If you are wondering how to bring your on-prem ML workloads to a scalable, portable, composable and secure production platform, the open source Kubeflow pipelines is your answer. We demonstrate an easy step by step process with ML models from scikit-learn, xgboost and tensorflow ML frameworks. We will show how to create an end to end ML pipeline on the Google Cloud including data prep, hyperparameter tuning, model training, model deployment, prediction, explanation and training orchestration.
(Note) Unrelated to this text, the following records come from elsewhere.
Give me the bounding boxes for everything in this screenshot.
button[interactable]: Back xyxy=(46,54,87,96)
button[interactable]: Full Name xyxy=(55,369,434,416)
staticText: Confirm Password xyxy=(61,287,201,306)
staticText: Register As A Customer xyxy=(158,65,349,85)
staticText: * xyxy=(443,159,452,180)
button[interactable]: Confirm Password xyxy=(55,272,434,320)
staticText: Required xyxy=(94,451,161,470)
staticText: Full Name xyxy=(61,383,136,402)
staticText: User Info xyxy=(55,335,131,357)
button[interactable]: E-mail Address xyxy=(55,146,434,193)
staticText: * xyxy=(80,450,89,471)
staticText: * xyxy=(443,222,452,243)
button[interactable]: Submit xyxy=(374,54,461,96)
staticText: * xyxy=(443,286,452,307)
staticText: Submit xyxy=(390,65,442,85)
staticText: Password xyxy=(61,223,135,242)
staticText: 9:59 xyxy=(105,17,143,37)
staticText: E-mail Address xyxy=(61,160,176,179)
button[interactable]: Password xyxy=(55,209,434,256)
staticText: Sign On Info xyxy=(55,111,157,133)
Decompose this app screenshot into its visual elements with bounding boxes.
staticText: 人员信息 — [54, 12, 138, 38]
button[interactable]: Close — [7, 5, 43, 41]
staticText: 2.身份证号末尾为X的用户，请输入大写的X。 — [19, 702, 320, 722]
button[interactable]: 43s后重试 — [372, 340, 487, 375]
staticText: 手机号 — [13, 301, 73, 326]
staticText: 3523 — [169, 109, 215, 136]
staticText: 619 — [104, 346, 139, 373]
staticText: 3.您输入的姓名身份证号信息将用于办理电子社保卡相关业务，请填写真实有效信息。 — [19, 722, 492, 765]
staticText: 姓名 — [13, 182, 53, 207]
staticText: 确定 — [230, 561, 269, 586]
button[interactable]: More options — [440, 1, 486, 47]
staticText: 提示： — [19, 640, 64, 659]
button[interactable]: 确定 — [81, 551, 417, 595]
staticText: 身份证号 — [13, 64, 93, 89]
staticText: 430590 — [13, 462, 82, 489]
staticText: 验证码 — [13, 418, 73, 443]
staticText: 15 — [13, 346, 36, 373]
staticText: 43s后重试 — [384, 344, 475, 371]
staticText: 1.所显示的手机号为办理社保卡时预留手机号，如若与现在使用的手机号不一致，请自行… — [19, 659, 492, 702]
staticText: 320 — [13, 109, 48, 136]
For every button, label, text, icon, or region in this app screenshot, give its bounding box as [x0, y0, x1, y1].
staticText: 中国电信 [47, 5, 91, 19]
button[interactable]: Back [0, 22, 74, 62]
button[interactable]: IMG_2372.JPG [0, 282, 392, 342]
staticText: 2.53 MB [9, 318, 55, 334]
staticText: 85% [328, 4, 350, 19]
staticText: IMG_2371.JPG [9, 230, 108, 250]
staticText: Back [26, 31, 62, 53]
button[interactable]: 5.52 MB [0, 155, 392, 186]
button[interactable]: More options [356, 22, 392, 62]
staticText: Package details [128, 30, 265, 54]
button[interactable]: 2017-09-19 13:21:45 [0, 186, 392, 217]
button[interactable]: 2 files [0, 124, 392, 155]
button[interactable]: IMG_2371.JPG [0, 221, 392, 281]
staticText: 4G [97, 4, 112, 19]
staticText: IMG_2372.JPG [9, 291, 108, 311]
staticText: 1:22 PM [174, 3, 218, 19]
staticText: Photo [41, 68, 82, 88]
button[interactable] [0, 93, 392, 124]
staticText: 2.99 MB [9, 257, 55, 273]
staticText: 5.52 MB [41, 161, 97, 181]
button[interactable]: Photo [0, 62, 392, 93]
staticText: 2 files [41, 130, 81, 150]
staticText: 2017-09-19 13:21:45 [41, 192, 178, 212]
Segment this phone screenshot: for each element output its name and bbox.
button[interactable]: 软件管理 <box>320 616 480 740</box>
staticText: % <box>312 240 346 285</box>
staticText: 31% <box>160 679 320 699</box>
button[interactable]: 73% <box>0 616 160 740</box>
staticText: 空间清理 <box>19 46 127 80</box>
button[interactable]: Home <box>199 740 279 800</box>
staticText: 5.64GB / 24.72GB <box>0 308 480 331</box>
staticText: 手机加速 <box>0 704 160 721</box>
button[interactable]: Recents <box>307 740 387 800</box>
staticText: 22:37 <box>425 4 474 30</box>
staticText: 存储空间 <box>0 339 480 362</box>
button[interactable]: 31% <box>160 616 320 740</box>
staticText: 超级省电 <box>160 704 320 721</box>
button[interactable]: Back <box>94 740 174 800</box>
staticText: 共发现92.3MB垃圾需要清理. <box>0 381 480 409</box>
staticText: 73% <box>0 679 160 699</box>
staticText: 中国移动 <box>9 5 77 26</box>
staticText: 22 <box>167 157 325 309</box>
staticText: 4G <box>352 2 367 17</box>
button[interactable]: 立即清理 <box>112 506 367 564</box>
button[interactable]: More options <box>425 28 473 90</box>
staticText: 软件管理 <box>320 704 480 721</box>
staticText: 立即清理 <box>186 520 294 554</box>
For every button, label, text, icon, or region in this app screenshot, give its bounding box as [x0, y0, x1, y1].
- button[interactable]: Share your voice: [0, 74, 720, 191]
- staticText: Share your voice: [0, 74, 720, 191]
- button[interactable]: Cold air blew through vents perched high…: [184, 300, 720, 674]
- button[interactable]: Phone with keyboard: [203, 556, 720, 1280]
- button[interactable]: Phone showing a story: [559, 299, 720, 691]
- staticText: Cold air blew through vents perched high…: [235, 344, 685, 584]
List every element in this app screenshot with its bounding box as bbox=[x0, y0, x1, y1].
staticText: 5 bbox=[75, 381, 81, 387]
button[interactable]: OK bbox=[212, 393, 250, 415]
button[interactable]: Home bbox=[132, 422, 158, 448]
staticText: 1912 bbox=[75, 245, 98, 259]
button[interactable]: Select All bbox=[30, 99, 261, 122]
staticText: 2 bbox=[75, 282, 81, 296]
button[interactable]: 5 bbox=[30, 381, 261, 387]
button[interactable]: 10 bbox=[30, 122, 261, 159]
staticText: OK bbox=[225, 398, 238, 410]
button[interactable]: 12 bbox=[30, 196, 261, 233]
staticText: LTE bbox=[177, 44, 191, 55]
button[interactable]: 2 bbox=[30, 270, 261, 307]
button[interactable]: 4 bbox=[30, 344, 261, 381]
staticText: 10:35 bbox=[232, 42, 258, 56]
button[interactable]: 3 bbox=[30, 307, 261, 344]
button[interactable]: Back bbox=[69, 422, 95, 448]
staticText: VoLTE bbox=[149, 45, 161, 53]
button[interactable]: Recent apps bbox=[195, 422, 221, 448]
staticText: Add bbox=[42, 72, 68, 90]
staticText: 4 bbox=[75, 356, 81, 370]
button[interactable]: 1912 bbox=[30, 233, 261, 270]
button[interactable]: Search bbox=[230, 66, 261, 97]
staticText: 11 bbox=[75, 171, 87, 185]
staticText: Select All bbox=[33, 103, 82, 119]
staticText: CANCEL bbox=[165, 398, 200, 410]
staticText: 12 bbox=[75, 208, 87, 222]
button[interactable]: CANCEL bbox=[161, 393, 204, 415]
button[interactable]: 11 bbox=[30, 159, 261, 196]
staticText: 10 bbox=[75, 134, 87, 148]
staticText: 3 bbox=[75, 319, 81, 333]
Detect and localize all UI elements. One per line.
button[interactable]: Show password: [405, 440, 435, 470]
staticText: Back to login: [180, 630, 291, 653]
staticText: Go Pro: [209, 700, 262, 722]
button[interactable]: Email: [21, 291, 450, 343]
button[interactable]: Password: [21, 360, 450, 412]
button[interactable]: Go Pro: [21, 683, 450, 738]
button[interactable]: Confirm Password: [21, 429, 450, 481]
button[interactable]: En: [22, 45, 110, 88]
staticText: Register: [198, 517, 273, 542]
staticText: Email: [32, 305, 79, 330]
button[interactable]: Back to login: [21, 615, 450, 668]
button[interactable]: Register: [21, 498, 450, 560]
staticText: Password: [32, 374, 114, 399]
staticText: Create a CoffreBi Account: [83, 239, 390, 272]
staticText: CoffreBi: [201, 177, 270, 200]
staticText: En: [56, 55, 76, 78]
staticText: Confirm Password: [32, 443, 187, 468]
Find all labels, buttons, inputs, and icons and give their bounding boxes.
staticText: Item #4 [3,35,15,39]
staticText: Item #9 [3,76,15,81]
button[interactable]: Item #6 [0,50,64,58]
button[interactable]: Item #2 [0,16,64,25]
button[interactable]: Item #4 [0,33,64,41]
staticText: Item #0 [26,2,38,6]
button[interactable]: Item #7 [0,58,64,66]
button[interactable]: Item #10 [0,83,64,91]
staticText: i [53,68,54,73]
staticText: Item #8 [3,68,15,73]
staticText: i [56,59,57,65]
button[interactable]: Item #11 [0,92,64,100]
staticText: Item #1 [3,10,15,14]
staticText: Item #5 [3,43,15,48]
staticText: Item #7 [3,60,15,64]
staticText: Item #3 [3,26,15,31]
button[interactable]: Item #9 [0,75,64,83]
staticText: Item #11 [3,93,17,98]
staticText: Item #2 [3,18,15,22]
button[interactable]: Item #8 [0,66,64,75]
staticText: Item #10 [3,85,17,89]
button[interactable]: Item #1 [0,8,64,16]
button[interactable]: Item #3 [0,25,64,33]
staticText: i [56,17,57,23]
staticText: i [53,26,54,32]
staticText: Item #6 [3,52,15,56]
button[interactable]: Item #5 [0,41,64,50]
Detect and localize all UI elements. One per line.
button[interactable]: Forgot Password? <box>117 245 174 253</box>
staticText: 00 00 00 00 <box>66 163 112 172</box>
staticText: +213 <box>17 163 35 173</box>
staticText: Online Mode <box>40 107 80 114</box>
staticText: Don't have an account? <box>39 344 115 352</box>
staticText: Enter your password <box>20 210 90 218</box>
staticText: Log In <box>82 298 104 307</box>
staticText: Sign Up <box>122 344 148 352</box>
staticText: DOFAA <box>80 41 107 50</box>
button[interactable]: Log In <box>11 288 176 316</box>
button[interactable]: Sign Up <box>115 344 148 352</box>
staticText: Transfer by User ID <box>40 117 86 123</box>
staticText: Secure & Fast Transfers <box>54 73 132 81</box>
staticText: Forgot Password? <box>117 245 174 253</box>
The solution can be extended to the Anthos framework for a full multi-cloud deployment.

Profile

Chanchal Chatterjee, Ph.D, has several leadership roles focusing on machine learning, deep learning and real-time analytics. He is currently leading Machine Learning and Artificial Intelligence at Google Cloud Platform with a focus on Financial Services and Energy market verticals. Previously, he was also the Chief Architect of EMC CTO Office where he helped design end-to-end deep learning and machine learning solutions for smart buildings and smart manufacturing for leading customers. He was instrumental in Industrial Internet Consortium, where he published an AI framework for large enterprises. Chanchal received several awards including Outstanding paper award from IEEE Neural Network Council for adaptive learning algorithms recommended by MIT professor Marvin Minsky. He has 29 granted or pending patents, and over 30 publications. Chanchal received M.S. and Ph.D. degrees in Electrical and Computer Engineering from Purdue University.